Los Angeles: Academy Awards organizers expressed confidence on Tuesday that this year’s Oscars would take place as planned, inspite of the shocking and unexpected cancellation of the Golden Globes.
Bruce Davis, executive director of the Academy of Motion Picture Arts and Sciences, said Oscars officials were hopeful of a deal with striking writers that would allow the film industry’s biggest annual awards show to go ahead.
The feud between writers and producers claimed its highest profile casualty on Monday when it was confirmed that this weekend’s Golden Globes ceremony, a key highlight of the Hollywood movie awards season, had been scrapped.
The decision to replace the event with a press conference came after Hollywood’s actors union, the Screen Actors Guild (SAG), announced that stars would not cross picket lines surrounding the show erected by the Writers Guild of America (WGA).
The WGA has already said its members will not be allowed to write the script for the Oscars, but has not yet explicitly confirmed if it will picket the show, which is being broadcast by the ABC network, one of the companies that is the subject of strike action.

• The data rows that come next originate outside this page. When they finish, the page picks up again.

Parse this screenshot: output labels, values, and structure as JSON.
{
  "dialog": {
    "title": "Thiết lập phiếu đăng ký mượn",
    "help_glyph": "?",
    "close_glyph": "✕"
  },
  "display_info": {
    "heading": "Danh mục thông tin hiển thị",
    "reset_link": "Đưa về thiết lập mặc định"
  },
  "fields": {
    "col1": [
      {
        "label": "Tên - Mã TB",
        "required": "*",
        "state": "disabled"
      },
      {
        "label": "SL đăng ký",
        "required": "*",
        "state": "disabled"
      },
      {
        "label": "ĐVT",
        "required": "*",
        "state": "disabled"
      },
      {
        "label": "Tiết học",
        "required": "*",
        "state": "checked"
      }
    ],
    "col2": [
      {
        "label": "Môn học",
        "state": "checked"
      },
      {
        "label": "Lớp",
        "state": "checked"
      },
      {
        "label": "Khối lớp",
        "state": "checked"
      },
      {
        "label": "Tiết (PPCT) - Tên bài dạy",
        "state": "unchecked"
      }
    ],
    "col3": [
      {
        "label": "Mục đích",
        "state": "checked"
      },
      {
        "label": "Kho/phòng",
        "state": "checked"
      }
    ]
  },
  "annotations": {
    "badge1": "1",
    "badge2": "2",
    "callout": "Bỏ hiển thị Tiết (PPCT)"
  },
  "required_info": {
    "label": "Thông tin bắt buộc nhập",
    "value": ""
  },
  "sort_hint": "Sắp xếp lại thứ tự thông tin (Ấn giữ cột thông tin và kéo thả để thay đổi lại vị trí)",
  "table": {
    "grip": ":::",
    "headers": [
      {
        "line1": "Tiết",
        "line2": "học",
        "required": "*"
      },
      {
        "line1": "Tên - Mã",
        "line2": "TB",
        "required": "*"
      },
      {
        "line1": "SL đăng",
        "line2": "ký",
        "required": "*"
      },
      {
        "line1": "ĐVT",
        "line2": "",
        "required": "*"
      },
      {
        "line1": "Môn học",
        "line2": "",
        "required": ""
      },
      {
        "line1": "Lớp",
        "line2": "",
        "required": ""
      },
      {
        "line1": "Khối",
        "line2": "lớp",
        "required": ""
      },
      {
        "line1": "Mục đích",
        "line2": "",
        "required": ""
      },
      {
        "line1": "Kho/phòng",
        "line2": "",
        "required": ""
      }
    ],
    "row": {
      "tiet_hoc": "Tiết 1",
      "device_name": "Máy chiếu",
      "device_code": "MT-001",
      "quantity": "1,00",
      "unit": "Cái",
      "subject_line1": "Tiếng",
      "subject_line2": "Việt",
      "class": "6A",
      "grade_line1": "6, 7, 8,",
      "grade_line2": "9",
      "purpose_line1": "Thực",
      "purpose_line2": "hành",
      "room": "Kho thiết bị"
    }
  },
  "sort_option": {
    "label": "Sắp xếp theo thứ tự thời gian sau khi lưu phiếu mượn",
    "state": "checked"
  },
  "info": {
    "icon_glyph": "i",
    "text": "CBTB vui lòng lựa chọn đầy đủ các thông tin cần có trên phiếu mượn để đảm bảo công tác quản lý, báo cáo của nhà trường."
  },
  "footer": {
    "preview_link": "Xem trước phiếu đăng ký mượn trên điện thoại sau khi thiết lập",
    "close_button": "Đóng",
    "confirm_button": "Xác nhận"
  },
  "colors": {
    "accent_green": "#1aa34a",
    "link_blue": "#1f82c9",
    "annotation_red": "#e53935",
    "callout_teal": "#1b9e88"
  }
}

Davis said while the Oscars could probably survive the absence of writers’ input in the ceremony, picket lines would pose a headache, raising the grim prospect of a Globes-style actors boycott.
“I think we could absorb not having writers if they don’t put up a picket line,” Davis told AFP. “But a picket line is a whole new problem,” he added.
Davis said organisers would be able to wait until a few days before the show to certain aspects of the event, comparing it to 2003, when the Oscars took place a few days after the US-led war in Iraq began.
“If you look at the war year in 2003, we were trying to decide do we go ahead with the show or is it going to be awful,” Davis said. “And we finally decided that we would make a decision four days before the Sunday of the show.”
Awards season pundits said that if the WGA pickets the Oscars, the success of the show could hinge on whether the SAG urged actors not to attend the event as they did at the Globes.
The Alliance of Motion Picture Television Producers (AMPTP), the organization locked in dispute with the WGA, has hit out at the writer’s targeting of awards shows, comparing it to the Cold War-era boycotts of the Olympic Games during the 1980s.
“Imagine if you had worked hard your entire career in the entertainment business and you have a once in a lifetime shot at being a nominee for an Oscar or a Golden Globe,” an AMPTP statement said.
“Then thanks to WGA picketing you’re not able to show up on the big night. It is like the Olympic athlete who trains their whole life to compete for a gold medal only to have the dream dashed because of a boycott.”
Davis meanwhile said he has struggled to guess the intentions of writers over the Oscars. “I’m reading tea leaves every day, and I really don’t have a feel of what’s motivating them,” he said.
“We are a different organization to the Golden Globes. Most of our members belong to various industry guilds, and they like having a spotlight on them one night a year as do the writers. “But whether that will influence them I don’t know. They’re not mad at us -- they’re mad at the network which broadcasts us.”